Lake Paul Wallace is a 600-acre manmade lake in close proximity to Bennettsville's downtown. The Lake has two trails: one centers the lake with water on each side, while the other is elevated and views the lake. Each trail is 3.3 miles if you walk across and return to the starting point. Picnic shelters are offered on each side of the lake. In addition to walking the trails, picnicking, birding and swimming can be enjoyed at Lake Wallace. Boating and fishing are permitted. Lake Wallace is also a waterfowl refuge. Nesting boxes can be seen at the end of the lake and Eagles have been spotted and photographed nesting in a cypress tree. The sunsets at Lake Wallace are beautiful and the lake walk is softly lit at night.
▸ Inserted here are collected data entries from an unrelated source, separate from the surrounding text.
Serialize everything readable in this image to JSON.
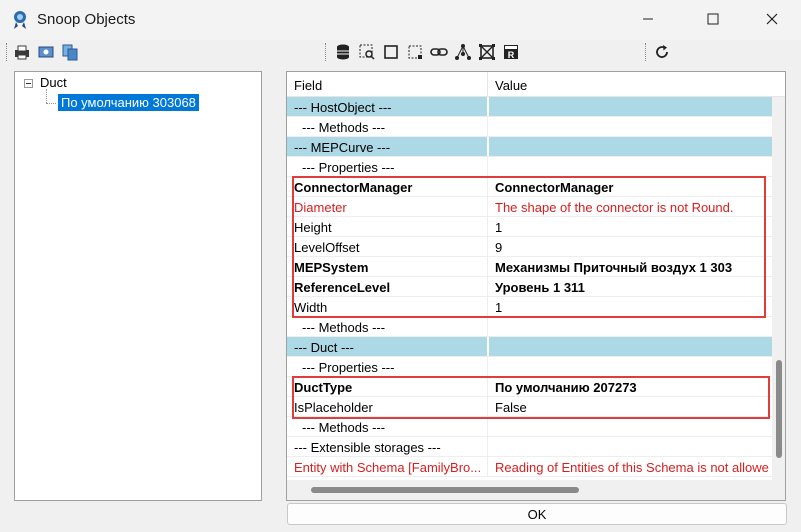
{
  "window": {
    "title": "Snoop Objects",
    "icon": "revit-lookup-icon"
  },
  "toolbar": {
    "left_icons": [
      "print-icon",
      "print-preview-icon",
      "copy-icon"
    ],
    "middle_icons": [
      "snoop-db-icon",
      "snoop-selection-icon",
      "snoop-element-icon",
      "snoop-pick-face-icon",
      "snoop-link-icon",
      "snoop-dependents-icon",
      "snoop-view-icon",
      "snoop-revit-app-icon"
    ],
    "right_icons": [
      "refresh-icon"
    ]
  },
  "tree": {
    "root": "Duct",
    "child": "По умолчанию  303068"
  },
  "grid": {
    "headers": {
      "field": "Field",
      "value": "Value"
    },
    "rows": [
      {
        "type": "section",
        "field": "--- HostObject ---",
        "value": ""
      },
      {
        "type": "sub",
        "field": "--- Methods ---",
        "value": ""
      },
      {
        "type": "section",
        "field": "--- MEPCurve ---",
        "value": ""
      },
      {
        "type": "sub",
        "field": "--- Properties ---",
        "value": ""
      },
      {
        "type": "bold",
        "field": "ConnectorManager",
        "value": "ConnectorManager"
      },
      {
        "type": "red",
        "field": "Diameter",
        "value": "The shape of the connector is not Round."
      },
      {
        "type": "plain",
        "field": "Height",
        "value": "1"
      },
      {
        "type": "plain",
        "field": "LevelOffset",
        "value": "9"
      },
      {
        "type": "bold",
        "field": "MEPSystem",
        "value": "Механизмы Приточный воздух 1  303"
      },
      {
        "type": "bold",
        "field": "ReferenceLevel",
        "value": "Уровень 1  311"
      },
      {
        "type": "plain",
        "field": "Width",
        "value": "1"
      },
      {
        "type": "sub",
        "field": "--- Methods ---",
        "value": ""
      },
      {
        "type": "section",
        "field": "--- Duct ---",
        "value": ""
      },
      {
        "type": "sub",
        "field": "--- Properties ---",
        "value": ""
      },
      {
        "type": "bold",
        "field": "DuctType",
        "value": "По умолчанию  207273"
      },
      {
        "type": "plain",
        "field": "IsPlaceholder",
        "value": "False"
      },
      {
        "type": "sub",
        "field": "--- Methods ---",
        "value": ""
      },
      {
        "type": "plain",
        "field": "--- Extensible storages ---",
        "value": ""
      },
      {
        "type": "red",
        "field": "Entity with Schema [FamilyBro...",
        "value": "Reading of Entities of this Schema is not allowe"
      }
    ]
  },
  "highlight_color": "#e03c3c",
  "section_color": "#add8e6",
  "selection_color": "#0078d7",
  "footer": {
    "ok_label": "OK"
  }
}
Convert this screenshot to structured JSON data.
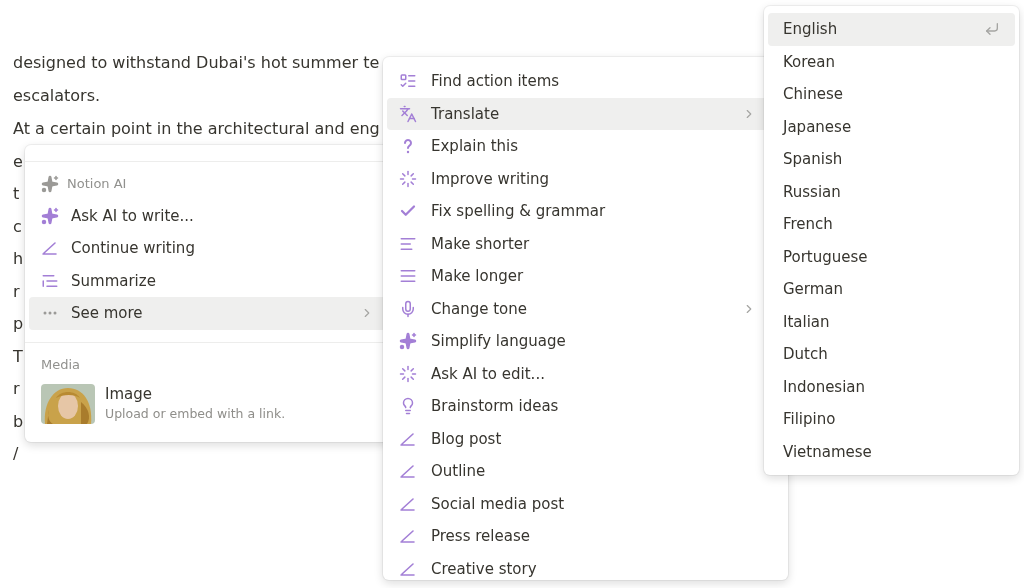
{
  "document": {
    "lines": [
      "designed to withstand Dubai's hot summer te",
      "escalators.",
      "At a certain point in the architectural and eng"
    ],
    "cut_letters": [
      "e",
      "t",
      "c",
      "h",
      "r",
      "p",
      "T",
      "r",
      "b"
    ],
    "slash": "/"
  },
  "block_menu": {
    "section": "Notion AI",
    "items": [
      {
        "label": "Ask AI to write...",
        "kind": "sparkle",
        "submenu": false,
        "selected": false
      },
      {
        "label": "Continue writing",
        "kind": "pen",
        "submenu": false,
        "selected": false
      },
      {
        "label": "Summarize",
        "kind": "quote",
        "submenu": false,
        "selected": false
      },
      {
        "label": "See more",
        "kind": "dots",
        "submenu": true,
        "selected": true
      }
    ],
    "media_section": "Media",
    "media_items": [
      {
        "title": "Image",
        "description": "Upload or embed with a link.",
        "kind": "picture"
      }
    ]
  },
  "ai_menu": {
    "items": [
      {
        "label": "Find action items",
        "kind": "checklist",
        "submenu": false,
        "selected": false
      },
      {
        "label": "Translate",
        "kind": "translate",
        "submenu": true,
        "selected": true
      },
      {
        "label": "Explain this",
        "kind": "question",
        "submenu": false,
        "selected": false
      },
      {
        "label": "Improve writing",
        "kind": "burst",
        "submenu": false,
        "selected": false
      },
      {
        "label": "Fix spelling & grammar",
        "kind": "check",
        "submenu": false,
        "selected": false
      },
      {
        "label": "Make shorter",
        "kind": "short",
        "submenu": false,
        "selected": false
      },
      {
        "label": "Make longer",
        "kind": "long",
        "submenu": false,
        "selected": false
      },
      {
        "label": "Change tone",
        "kind": "mic",
        "submenu": true,
        "selected": false
      },
      {
        "label": "Simplify language",
        "kind": "sparkle",
        "submenu": false,
        "selected": false
      },
      {
        "label": "Ask AI to edit...",
        "kind": "burst",
        "submenu": false,
        "selected": false
      },
      {
        "label": "Brainstorm ideas",
        "kind": "bulb",
        "submenu": false,
        "selected": false
      },
      {
        "label": "Blog post",
        "kind": "pen",
        "submenu": false,
        "selected": false
      },
      {
        "label": "Outline",
        "kind": "pen",
        "submenu": false,
        "selected": false
      },
      {
        "label": "Social media post",
        "kind": "pen",
        "submenu": false,
        "selected": false
      },
      {
        "label": "Press release",
        "kind": "pen",
        "submenu": false,
        "selected": false
      },
      {
        "label": "Creative story",
        "kind": "pen",
        "submenu": false,
        "selected": false
      }
    ]
  },
  "language_menu": {
    "items": [
      {
        "label": "English",
        "selected": true
      },
      {
        "label": "Korean",
        "selected": false
      },
      {
        "label": "Chinese",
        "selected": false
      },
      {
        "label": "Japanese",
        "selected": false
      },
      {
        "label": "Spanish",
        "selected": false
      },
      {
        "label": "Russian",
        "selected": false
      },
      {
        "label": "French",
        "selected": false
      },
      {
        "label": "Portuguese",
        "selected": false
      },
      {
        "label": "German",
        "selected": false
      },
      {
        "label": "Italian",
        "selected": false
      },
      {
        "label": "Dutch",
        "selected": false
      },
      {
        "label": "Indonesian",
        "selected": false
      },
      {
        "label": "Filipino",
        "selected": false
      },
      {
        "label": "Vietnamese",
        "selected": false
      }
    ]
  }
}
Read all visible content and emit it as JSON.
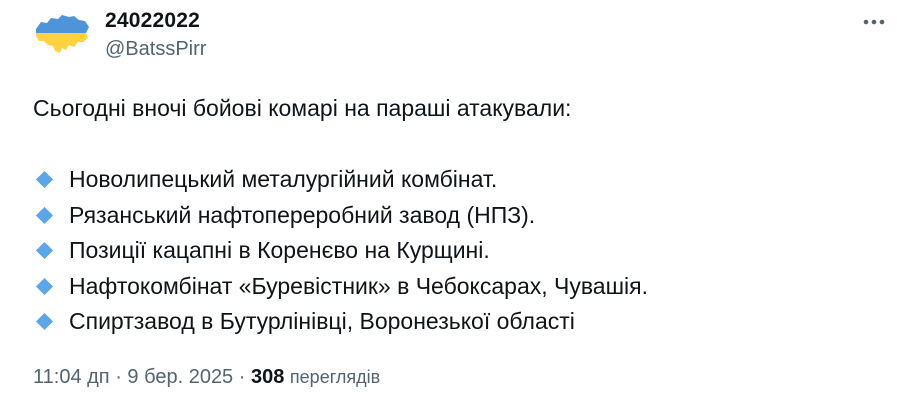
{
  "author": {
    "display_name": "24022022",
    "handle": "@BatssPirr",
    "avatar_icon": "ukraine-map-icon",
    "avatar_colors": {
      "top": "#4d94d9",
      "bottom": "#ffd23f"
    }
  },
  "more_icon": "more-options-icon",
  "tweet": {
    "intro": "Сьогодні вночі бойові комарі на параші атакували:",
    "bullet_icon": "small-blue-diamond-icon",
    "bullet_color": "#5aa6e8",
    "items": [
      {
        "text": "Новолипецький металургійний комбінат."
      },
      {
        "text": "Рязанський нафтопереробний завод (НПЗ)."
      },
      {
        "text": "Позиції кацапні в Коренєво на Курщині."
      },
      {
        "text": "Нафтокомбінат «Буревістник» в Чебоксарах, Чувашія."
      },
      {
        "text": "Спиртзавод в Бутурлінівці, Воронезької області"
      }
    ]
  },
  "meta": {
    "time": "11:04 дп",
    "separator": "·",
    "date": "9 бер. 2025",
    "views_count": "308",
    "views_label": "переглядів"
  }
}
Bennettsville has a cotton gin, which runs from fall into winter, where visitors can watch the fascinating ginning process from a careful distance.
Bennettsville is the county seat for Marlboro. Marlboro County is one of the state's largest cotton producers. Many antebellum and Victorian homes have stood the test of time and reflect the success farmers have had with this fabric of our lives crop.
Breeden Inn invites you to come stay. Let us spoil you with our Southern hospitality. By lodging in Bennettsville's Historic District, the five other tour towns: Bishopville, Clio, Hartsville, Society Hill and Cheraw-are within 10-60 minutes away. Be sure to explore these other Pee Dee Region towns included on the tour. Note: do not speed through Society Hill.
CHERAW: Located 15 miles from the Inn. Cheraw Visitors Bureau 843-537-8425
The town of Cheraw, S.C. bears the Indian name of the tribe whose main village was
located there. Founded in 1740, it boasts more than 50 antebellum buildings. Many additional Victorian and revival structures are scattered throughout the 213 acre Cheraw National Register Historic District. Cheraw was occupied by the British during the 1760 Revolutionary War and by the Union Army in 1865 during the Civil War. An antique mall and other nearby shops on the Inns antique directory and several downtown restaurant choices can be enjoyed. Home to jazz pioneer Dizzy Gillespie, his seven foot bronze statue has an impressive presence in The Cheraw Town Green.